WWE Battleground will register as a historically forgettable and frustrating pay-per-view overall, but it wasn't without its share of strong individual performances.
There's almost always positives to take away from a three-hour WWE show given the amount of content that fills these offerings, and Battleground was no different.
The main event may have left fans with a bad taste in their mouths due to an inconclusive finish, but both Bryan and Orton submitted stellar in-ring efforts.
Battleground wasn't without its share of highlights, including a Rhodes-Shield match where all individuals involved played their parts perfectly. Had Triple H and Stephanie found this pay-per-view important enough to appear on, hopefully they would have added value to the match as well.
Strong performances will be graded upon crowd response and/or how well said performances advanced a particular storyline or character.
Antonio Cesaro may be on to something as WWE is finally allowing him to show off his big swing. Hopefully he doesn't become a one-trick pony as there are several hidden gems in this talented wrestlers' arsenal.
In fact, this isn't even his best swing.
Cesaro's swinging of the Great Khali was an impressive visual that brought life to an, at times, anemic Buffalo crowd.
It was so impressive, in fact, WWE aired a repeat performance of the finisher on Raw as Cesaro pinned the Great Khali for the second time in as many nights.
The move has been met with a babyface response rife with oohs, aahs, revolution counting and applause. Cesaro's Swing could be enough to act as a catalyst to turn him babyface, thus refreshing a character that mostly relies on Zeb Colter to get heat.
Bryan and Orton's match may not have been as strong as last month's contest, mainly due to the non-finish, but the two clearly have chemistry together. That chemistry was on display at Battleground.
Their brawling looks believable, and the very physical styles of Bryan and Orton give their matches a mixed martial arts feel.
With the addition of Shawn Michaels and a decisive Hell in a Cell, hopefully WWE has done enough damage control to this feud to restore interest.
As poorly as the Bryan-Orton-Corporation story has been told, it's not for a lack of in-ring effort by the two WWE championship contenders.
It wouldn't be surprising if Hell in a Cell's version of Bryan-Orton is the best match in this wrestling miniseries to date.
WWE was wise to keep Bray Wyatt relevant by feeding him Kofi Kingston.

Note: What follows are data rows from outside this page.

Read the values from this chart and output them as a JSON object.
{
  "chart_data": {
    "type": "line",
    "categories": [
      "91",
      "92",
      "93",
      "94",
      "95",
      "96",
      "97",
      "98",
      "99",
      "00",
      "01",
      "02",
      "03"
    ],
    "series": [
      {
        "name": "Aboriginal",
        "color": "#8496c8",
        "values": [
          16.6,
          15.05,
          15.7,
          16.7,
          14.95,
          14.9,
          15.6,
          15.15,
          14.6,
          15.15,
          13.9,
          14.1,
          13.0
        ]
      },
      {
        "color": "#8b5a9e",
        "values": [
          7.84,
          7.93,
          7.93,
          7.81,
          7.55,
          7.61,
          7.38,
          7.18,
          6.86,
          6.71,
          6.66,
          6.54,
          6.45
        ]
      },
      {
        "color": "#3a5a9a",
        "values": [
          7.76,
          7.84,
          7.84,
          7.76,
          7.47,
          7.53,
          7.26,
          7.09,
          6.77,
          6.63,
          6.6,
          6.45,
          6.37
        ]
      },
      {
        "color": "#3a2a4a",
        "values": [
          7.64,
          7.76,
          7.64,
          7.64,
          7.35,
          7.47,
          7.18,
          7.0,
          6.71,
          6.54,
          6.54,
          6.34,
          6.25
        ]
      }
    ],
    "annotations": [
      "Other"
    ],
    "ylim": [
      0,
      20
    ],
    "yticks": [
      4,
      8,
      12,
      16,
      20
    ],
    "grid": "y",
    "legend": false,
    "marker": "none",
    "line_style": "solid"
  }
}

The best spot of this match wasn't even a wrestling move, but rather a stunt that helped advance Wyatt's psychotic persona.
Wyatt's match against Kingston peaked when Wyatt performed his signature taunt in the corner, with the second-generation star hanging upside down from the corner.
Wyatt then crawled out of the corner like a spider, and Kingston sold this perfectly as if he were legitimately freaked out by the (kayfabe) mentally unstable talent.
Kingston's reaction helped break the monotony of in-ring competition just long enough to illustrate that this dude may be a few Camels short of a carton.
It's exactly how any level-headed wrestler would react if he legitimately felt that his opponent just wasn't right.
All three collective members of The Shield deserve much praise for their efforts against the Rhodes family. Even Dean Ambrose's ringside antagonizing of Dusty Rhodes provided significant drama. The back-and-forth built to a Bionic Elbow that created one of the loudest pops of the night.
As always, Seth Rollins was brilliant in selling high-impact moves. The fact that he is usually The Shield member who takes the pinfalls seems like a testament to his ability to put over a finisher.
WWE has protected The Shield's mystique since the entity debuted in November of last year. Every loss comes off as a big deal, and this was no exception. The story of a well-oiled machine against a dysfunctional family could not have been told without the designed cohesiveness of The Shield.
The Rhodes family was 100 percent in tune with their identity from their backstage vignette to the final bell, not that this was any thespian accomplishment. After all, the trio was simply playing themselves. Kind of.
Their pre-match promo emphasized a family that was far from perfect, but one that loved and supported one another in their times of need.
The backstory of the Rhodes family needing to win to secure employment immediately garnered support from the live crowd, and the Rhodes Dynasty ran with it.
WWE was smart to use Dusty Rhodes' theme song in a New York market with old-school values.
Goldust showed he still has plenty left in the tank, while Dusty Rhodes only added to the finish with a welcomed Bionic Elbow.
By match end, fans were white hot for the finish, which saw Rhodes score the deciding pinfall, and this was a direct result of pristine storytelling.